Ab etwa 1990 schossen überall
Teppichgeschäfte wie Pilze aus dem Boden, in Kemer gab es schon mal 36
Teppichläden, die alle gut verdient haben. Der gesamte
Teppichmarkt in der Türkei wurde binnen weniger Jahre praktisch
leer gekauft. Die kleinen Teppichmanufakturen in den
Nomadendörfern wurden von Großhändlern übernommen, die nun auf
Bestellung und in Serie produzieren ließen. Aus der unabhängigen Knüpferin,
die in Heimarbeit werkelte, wurde eine Angestellte mit
Akkordvorgaben. Die Löhne fielen, aber die Preise für
handgeknüpfte Teppiche stiegen ins Uferlose.
Die Massenware erreicht nun bei
weitem nicht mehr die Qualität früherer Angebote. Mit dem Fall
der Sowjetunion waren auf einmal auch die Grenzen zu den östlich
Nachbarstaaten offen und Handelsbarrieren wurden abgebaut.
Billige Importware schwemmte auf den Markt und wurde kritiklos
mit einheimischer Ware vermischt. Die Preise für Teppiche in den
Touristen Gebieten blieben astronomisch. Ein Teppichhändler sagte
mir einmal: "Bei Teppichen ist der Gewinn durch die
Preisunterschiede zwischen An- und Verkauf höher als im Drogenhandel!"
Seit etwa 2000 hat die Türkei nun
ganz auf Massentourismus gesetzt. Unzählige Mammuthotels wurden
an die Küste geklotzt, die Besucherzahlen schienen jedes Jahr
alle Rekorde zu brechen. Diese neuen
riesigen
Bettenkapazitäten ließen sich nur über größere Preisnachlässe
und zusätzliche Vergünstigungen füllen (z.B. Ultra-All-Inklusive...).

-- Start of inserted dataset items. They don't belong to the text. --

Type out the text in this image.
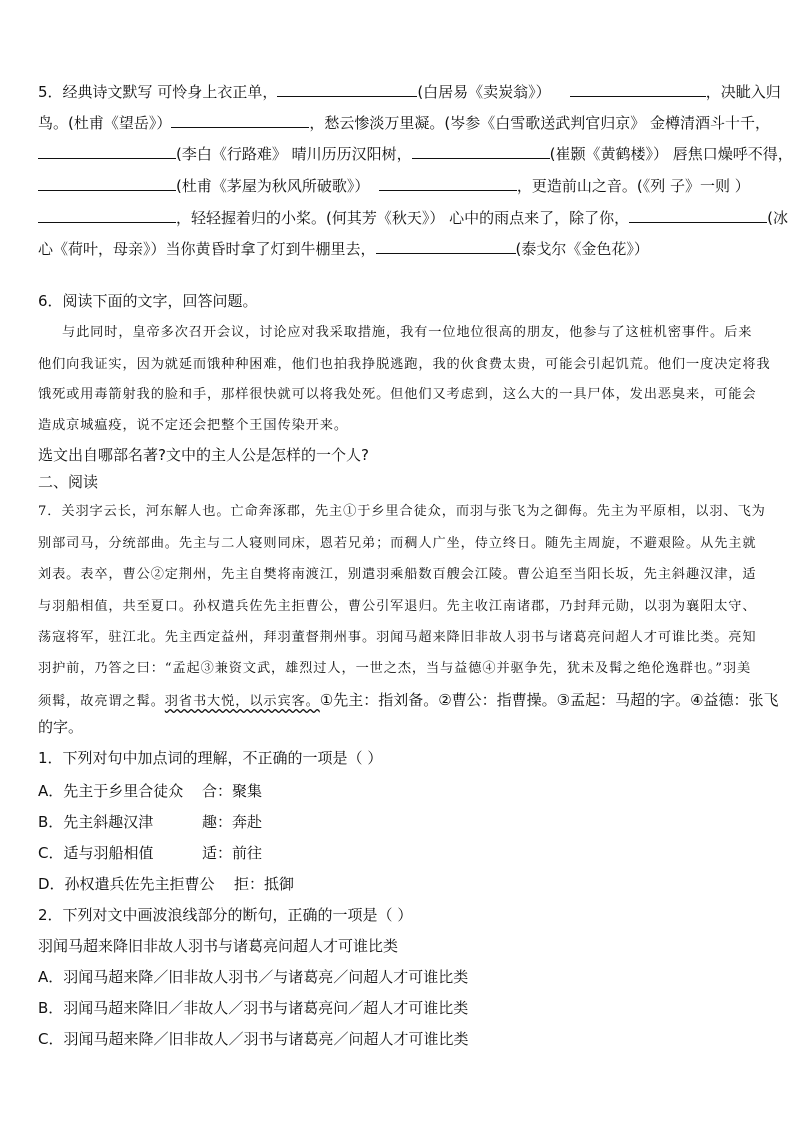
5．经典诗文默写 可怜身上衣正单，	(白居易《卖炭翁》）	，决眦入归
鸟。(杜甫《望岳》）	，愁云惨淡万里凝。(岑参《白雪歌送武判官归京》 金樽清酒斗十千，
(李白《行路难》 晴川历历汉阳树，	(崔颢《黄鹤楼》） 唇焦口燥呼不得，
(杜甫《茅屋为秋风所破歌》）	，更造前山之音。(《列 子》一则 ）
，轻轻握着归的小桨。(何其芳《秋天》） 心中的雨点来了，除了你，	(冰
心《荷叶，母亲》）当你黄昏时拿了灯到牛棚里去，	(泰戈尔《金色花》）
6．阅读下面的文字，回答问题。
与此同时，皇帝多次召开会议，讨论应对我采取措施，我有一位地位很高的朋友，他参与了这桩机密事件。后来
他们向我证实，因为就延而饿种种困难，他们也拍我挣脱逃跑，我的伙食费太贵，可能会引起饥荒。他们一度决定将我
饿死或用毒箭射我的脸和手，那样很快就可以将我处死。但他们又考虑到，这么大的一具尸体，发出恶臭来，可能会
造成京城瘟疫，说不定还会把整个王国传染开来。
选文出自哪部名著?文中的主人公是怎样的一个人?
二、阅读
7．关羽字云长，河东解人也。亡命奔涿郡，先主①于乡里合徒众，而羽与张飞为之御侮。先主为平原相，以羽、飞为
别部司马，分统部曲。先主与二人寝则同床，恩若兄弟；而稠人广坐，侍立终日。随先主周旋，不避艰险。从先主就
刘表。表卒，曹公②定荆州，先主自樊将南渡江，别遣羽乘船数百艘会江陵。曹公追至当阳长坂，先主斜趣汉津，适
与羽船相值，共至夏口。孙权遣兵佐先主拒曹公，曹公引军退归。先主收江南诸郡，乃封拜元勋，以羽为襄阳太守、
荡寇将军，驻江北。先主西定益州，拜羽董督荆州事。羽闻马超来降旧非故人羽书与诸葛亮问超人才可谁比类。亮知
羽护前，乃答之曰：“孟起③兼资文武，雄烈过人，一世之杰，当与益德④并驱争先，犹未及髯之绝伦逸群也。”羽美
须髯，故亮谓之髯。羽省书大悦，以示宾客。①先主：指刘备。②曹公：指曹操。③孟起：马超的字。④益德：张飞
的字。
1．下列对句中加点词的理解，不正确的一项是（ ）
A．先主于乡里合徒众 合：聚集
B．先主斜趣汉津	趣：奔赴
C．适与羽船相值	适：前往
D．孙权遣兵佐先主拒曹公 拒：抵御
2．下列对文中画波浪线部分的断句，正确的一项是（ ）
羽闻马超来降旧非故人羽书与诸葛亮问超人才可谁比类
A．羽闻马超来降／旧非故人羽书／与诸葛亮／问超人才可谁比类
B．羽闻马超来降旧／非故人／羽书与诸葛亮问／超人才可谁比类
C．羽闻马超来降／旧非故人／羽书与诸葛亮／问超人才可谁比类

Bei diesem Preiskrieg um immer mehr Touristen für noch
weniger Geld blieben unter anderem viele Teppichhändler auf der
Strecke. Zwar kamen zunehmend mehr Touristen, aber diese waren keine
potentiellen Käufer hochwertiger Teppiche mehr. Wie im Hotel
wollen sie immer nur mehr für immer weniger Geld, sofern
sie dieses überhaupt noch zur Verfügung haben. So kam es auch
hier dazu, dass die Teppichläden verschwanden und heute (2006)
nur noch etwa fünf in Kemer zu finden sind.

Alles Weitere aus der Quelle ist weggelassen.